The partisans in Russia invariably fought in terrain that the Germans found impossible to patrol and control. The bulk of the partisans operated from and were based in the Pripet Marshes - a vast area of bog land four hundred miles to the south-west of Moscow. As the Germans advanced towards Moscow, Leningrad and Stalingrad, as Blitzkrieg steamrollered all before it, the death squads of the SS started their grim work. Many thousands of Russians joined the partisan groups in the marshes and attacked the German Army in the rear as it advanced east. The forests of Belorussia were also a major centre for partisan activity. Both the forests and the marshes had one similar feature - they were all but impossible to police. Those in the partisans knew their home territory and such knowledge gave them a huge advantage over the better armed and equipped Germans.
In May 1942, a Central Staff was set up in Russia to direct the activities of the partisans. By July 1943, the number of partisans fighting against the Germans was estimated at 142,000. They operated as far a field as Lake Peipus in the north to the Crimea in the south. In August 1942, the Central Staff called the work of the partisans unsatisfactory and ordered an increase in activity against the Germans. In the same month, the Central Staff also ordered a full amnesty for all who had collaborated with the Germans. The partisans had been utterly ruthless with any collaborators they had caught. However, the Central Staff wanted all Russians in the west to work as one unit - and the treatment of collaborators and suspected collaborators was a de-stabilising element within the area.

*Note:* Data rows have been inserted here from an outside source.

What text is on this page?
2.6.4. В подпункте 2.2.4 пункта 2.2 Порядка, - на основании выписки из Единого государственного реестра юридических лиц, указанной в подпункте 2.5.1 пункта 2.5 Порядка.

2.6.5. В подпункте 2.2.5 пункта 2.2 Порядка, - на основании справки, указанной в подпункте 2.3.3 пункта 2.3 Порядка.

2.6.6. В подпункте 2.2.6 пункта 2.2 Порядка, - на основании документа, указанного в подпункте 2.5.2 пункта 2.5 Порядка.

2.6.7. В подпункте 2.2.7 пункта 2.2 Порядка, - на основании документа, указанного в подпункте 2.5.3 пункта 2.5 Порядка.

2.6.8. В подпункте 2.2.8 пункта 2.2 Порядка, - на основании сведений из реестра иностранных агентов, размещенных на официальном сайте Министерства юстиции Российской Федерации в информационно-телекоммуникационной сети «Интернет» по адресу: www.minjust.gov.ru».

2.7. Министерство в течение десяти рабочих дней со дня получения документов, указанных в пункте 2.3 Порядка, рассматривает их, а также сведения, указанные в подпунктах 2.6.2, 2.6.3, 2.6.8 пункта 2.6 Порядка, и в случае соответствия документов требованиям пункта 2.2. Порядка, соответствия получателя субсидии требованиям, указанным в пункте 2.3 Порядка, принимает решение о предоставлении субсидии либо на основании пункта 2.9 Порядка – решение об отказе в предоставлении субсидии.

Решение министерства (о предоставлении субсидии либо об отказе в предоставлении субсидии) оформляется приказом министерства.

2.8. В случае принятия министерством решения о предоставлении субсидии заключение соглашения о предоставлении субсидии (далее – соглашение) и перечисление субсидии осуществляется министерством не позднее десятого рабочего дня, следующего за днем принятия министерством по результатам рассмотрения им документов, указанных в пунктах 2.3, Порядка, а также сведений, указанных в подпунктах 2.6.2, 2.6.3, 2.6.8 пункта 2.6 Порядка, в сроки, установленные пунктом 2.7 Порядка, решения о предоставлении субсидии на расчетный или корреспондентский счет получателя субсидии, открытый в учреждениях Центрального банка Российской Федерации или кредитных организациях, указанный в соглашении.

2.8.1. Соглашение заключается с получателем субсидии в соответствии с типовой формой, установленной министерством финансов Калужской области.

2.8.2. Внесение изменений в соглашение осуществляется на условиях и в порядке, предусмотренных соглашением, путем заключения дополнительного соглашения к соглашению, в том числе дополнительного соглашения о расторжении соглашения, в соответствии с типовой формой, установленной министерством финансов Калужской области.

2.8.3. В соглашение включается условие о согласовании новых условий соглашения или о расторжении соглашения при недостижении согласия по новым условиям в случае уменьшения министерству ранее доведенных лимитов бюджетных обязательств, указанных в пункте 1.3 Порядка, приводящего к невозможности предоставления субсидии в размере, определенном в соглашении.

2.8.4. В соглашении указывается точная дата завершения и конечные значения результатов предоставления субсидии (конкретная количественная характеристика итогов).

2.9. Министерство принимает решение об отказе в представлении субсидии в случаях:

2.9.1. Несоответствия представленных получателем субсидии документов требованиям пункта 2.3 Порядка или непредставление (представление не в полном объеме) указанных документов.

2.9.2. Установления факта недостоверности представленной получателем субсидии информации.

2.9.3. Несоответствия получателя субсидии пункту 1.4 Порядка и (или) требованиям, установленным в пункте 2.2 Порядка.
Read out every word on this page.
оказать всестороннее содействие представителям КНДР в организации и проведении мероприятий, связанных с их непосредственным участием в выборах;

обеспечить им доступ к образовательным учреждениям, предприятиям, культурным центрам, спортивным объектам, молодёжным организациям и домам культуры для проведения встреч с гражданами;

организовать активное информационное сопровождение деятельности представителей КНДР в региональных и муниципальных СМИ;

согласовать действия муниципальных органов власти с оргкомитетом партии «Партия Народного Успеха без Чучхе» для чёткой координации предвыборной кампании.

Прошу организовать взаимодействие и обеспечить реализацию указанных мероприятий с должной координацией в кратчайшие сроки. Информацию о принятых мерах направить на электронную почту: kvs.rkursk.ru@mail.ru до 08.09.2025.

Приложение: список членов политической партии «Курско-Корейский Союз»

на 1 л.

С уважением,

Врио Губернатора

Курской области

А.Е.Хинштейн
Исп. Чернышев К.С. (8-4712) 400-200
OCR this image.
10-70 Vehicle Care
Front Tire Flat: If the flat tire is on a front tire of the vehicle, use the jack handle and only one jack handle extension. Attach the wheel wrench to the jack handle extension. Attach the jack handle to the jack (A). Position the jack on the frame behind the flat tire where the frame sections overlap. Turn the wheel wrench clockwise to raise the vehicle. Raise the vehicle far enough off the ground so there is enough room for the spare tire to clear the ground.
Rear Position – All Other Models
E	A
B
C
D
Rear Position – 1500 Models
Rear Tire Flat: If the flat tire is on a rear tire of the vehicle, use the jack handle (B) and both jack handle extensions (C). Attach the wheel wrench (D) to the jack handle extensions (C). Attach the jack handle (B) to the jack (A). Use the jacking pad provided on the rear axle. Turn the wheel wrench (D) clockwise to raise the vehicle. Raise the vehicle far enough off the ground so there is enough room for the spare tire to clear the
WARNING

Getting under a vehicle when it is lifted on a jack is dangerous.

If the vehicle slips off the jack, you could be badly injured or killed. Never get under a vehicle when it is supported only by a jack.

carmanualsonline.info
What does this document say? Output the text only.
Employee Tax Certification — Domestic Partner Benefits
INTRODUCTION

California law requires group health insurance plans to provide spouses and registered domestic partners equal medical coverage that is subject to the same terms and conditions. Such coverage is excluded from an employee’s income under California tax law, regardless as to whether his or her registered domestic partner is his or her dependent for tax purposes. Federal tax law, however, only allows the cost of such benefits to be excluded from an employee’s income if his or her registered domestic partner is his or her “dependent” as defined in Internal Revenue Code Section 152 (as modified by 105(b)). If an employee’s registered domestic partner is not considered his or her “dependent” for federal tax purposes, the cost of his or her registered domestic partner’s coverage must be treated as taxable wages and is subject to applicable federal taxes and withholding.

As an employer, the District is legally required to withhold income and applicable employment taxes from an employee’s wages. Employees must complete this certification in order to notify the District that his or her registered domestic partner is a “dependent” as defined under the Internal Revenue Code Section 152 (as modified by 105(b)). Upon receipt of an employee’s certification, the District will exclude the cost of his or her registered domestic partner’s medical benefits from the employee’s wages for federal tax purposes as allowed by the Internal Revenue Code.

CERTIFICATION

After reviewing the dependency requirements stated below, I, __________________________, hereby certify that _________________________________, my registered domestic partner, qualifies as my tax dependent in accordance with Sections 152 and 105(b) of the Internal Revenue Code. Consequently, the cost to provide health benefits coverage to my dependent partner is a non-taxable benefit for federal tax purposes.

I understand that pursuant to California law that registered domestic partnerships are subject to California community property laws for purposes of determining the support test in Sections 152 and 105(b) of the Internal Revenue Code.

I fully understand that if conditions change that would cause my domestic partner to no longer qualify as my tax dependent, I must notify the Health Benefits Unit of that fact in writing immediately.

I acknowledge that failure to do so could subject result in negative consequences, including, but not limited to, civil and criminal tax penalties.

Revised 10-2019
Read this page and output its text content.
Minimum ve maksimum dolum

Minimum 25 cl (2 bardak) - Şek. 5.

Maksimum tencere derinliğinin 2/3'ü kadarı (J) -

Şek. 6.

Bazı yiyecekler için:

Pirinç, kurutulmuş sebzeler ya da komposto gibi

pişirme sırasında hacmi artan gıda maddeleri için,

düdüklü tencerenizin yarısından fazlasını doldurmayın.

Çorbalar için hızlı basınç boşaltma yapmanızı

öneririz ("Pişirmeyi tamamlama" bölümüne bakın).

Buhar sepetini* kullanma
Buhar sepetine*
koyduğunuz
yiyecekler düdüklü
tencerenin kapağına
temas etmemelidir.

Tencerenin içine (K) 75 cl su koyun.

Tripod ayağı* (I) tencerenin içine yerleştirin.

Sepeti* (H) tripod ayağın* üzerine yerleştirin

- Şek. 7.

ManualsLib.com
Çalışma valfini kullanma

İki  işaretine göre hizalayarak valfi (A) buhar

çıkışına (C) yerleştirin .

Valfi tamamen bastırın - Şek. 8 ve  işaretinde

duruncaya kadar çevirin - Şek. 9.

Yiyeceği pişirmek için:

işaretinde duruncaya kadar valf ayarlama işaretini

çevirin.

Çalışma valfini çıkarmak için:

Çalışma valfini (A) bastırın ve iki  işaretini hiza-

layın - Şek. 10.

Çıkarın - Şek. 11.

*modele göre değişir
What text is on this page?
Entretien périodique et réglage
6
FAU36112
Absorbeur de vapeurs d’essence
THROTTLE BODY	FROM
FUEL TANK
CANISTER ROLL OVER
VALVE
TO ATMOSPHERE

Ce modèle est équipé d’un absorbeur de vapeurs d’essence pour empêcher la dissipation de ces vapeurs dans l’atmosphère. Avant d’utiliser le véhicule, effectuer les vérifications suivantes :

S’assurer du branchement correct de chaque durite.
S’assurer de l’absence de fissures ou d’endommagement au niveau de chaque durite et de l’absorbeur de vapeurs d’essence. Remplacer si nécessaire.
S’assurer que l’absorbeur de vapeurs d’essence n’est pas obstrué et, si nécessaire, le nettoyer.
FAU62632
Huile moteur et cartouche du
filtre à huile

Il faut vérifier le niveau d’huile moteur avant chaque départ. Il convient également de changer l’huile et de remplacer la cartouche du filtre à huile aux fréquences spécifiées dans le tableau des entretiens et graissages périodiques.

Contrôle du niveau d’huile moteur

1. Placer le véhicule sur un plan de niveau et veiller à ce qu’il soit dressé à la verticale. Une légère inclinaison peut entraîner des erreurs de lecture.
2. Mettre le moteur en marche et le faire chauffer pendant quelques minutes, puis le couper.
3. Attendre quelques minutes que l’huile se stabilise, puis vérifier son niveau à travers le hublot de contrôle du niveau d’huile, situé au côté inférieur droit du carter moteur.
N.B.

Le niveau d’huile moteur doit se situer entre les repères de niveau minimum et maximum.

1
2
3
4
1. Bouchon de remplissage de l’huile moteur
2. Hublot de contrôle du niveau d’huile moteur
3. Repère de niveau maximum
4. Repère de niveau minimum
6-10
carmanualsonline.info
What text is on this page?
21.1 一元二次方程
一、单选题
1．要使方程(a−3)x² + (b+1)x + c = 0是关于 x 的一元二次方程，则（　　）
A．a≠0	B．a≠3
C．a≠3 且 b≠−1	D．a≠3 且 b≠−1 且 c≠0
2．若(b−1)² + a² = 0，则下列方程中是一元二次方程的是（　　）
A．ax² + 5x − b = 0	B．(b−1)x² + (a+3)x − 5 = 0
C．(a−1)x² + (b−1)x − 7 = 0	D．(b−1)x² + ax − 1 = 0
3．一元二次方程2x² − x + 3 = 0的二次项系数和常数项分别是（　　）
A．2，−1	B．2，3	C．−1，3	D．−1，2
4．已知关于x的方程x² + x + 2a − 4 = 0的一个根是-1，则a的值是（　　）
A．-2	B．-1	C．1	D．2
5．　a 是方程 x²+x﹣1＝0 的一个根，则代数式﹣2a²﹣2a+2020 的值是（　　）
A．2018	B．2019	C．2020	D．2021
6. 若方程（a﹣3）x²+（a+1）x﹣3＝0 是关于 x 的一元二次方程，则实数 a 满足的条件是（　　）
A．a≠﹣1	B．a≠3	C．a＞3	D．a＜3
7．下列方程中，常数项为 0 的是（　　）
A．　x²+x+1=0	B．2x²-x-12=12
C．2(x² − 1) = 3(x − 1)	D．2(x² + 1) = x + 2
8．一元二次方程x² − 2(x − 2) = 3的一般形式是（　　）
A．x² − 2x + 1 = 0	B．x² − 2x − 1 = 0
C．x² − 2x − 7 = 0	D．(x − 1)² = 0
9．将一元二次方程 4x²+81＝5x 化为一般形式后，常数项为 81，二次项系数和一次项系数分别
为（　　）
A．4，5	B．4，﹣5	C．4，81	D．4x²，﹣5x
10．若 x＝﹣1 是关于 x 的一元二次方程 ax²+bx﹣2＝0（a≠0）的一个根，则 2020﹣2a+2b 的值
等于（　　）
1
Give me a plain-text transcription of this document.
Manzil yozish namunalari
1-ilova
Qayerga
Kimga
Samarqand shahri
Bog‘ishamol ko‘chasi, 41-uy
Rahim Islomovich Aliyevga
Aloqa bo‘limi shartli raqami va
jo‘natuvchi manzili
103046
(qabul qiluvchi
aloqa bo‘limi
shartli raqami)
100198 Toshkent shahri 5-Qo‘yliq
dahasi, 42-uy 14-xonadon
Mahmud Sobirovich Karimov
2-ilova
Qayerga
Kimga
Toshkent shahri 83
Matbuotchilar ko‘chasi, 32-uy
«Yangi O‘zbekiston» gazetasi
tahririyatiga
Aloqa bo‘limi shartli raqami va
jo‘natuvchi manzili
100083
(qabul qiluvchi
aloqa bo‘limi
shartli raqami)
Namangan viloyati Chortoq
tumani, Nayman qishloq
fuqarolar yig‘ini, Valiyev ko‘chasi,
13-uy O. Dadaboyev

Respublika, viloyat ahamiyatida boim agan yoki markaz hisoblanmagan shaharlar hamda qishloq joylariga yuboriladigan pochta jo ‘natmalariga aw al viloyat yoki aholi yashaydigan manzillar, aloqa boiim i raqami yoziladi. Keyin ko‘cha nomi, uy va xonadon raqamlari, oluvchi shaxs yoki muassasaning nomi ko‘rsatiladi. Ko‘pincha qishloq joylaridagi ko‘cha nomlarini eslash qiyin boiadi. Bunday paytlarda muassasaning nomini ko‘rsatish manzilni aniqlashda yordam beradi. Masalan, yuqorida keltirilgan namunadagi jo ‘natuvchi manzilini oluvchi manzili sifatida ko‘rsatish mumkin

Partisans engaged in classic guerilla activity - hit and run tactics. Strategic targets were selected and attacked - with the attackers drifting away into the night. For the Germans, chasing them into forests or marshland was a demoralising task - and invariably fruitless. As a result, the general population of western Russia was targeted by the Germans. Civilian blood was spilt in retaliation for partisan attacks. However, the more civilians were targeted, the more people joined the partisans. The Germans created what was effectively a vicious circle. They had to do something, but they could not find the partisans to punish. By punishing the innocent, the Germans were simply converting more to the cause of the partisans. By the autumn of 1941, the Bryansk Forest, covering an area of 125 miles by 40 miles, had only an estimated 2,500 partisans there. Within 12 months, the figure had greatly increased - though any figures given out by the government were always open to interpretation as partisan figures were frequently used for propaganda purposes.
The importance of the partisans to the Russian war effort can be seen by the fact that Stalin ordered that the Central Staff had to ensure that the partisans in the west were well equipped. Though some units clearly had to improvise, many of the larger units, such as the Kovpak and Saburov brigades in the Bryansk Forest, were equipped to a level where they could take on the Germans. Though supplies could never be guaranteed on a regular basis, guns, rifles and ammunition were usually well supplied. While the number of official partisan detachments increased in 1943 from 661 to 1,06, the number of radio sets made available to the partisans increased from just 217 to 300. However, many partisan units were self-contained, so communication outside of their locality was never a major problem - especially as Stalin had ordered that partisan leaders did not have to await for orders from above or confirmation of orders. Explosives were also short supply - so the partisans learned to recycle the explosives from unexploded shells.
The impact the partisans had on the Germans was huge. The damage done to military property, communication and supply lines was a major factor in the Germans inability to sustain its war effort in the east. The impact the partisans had on morale is probably impossible to calculate.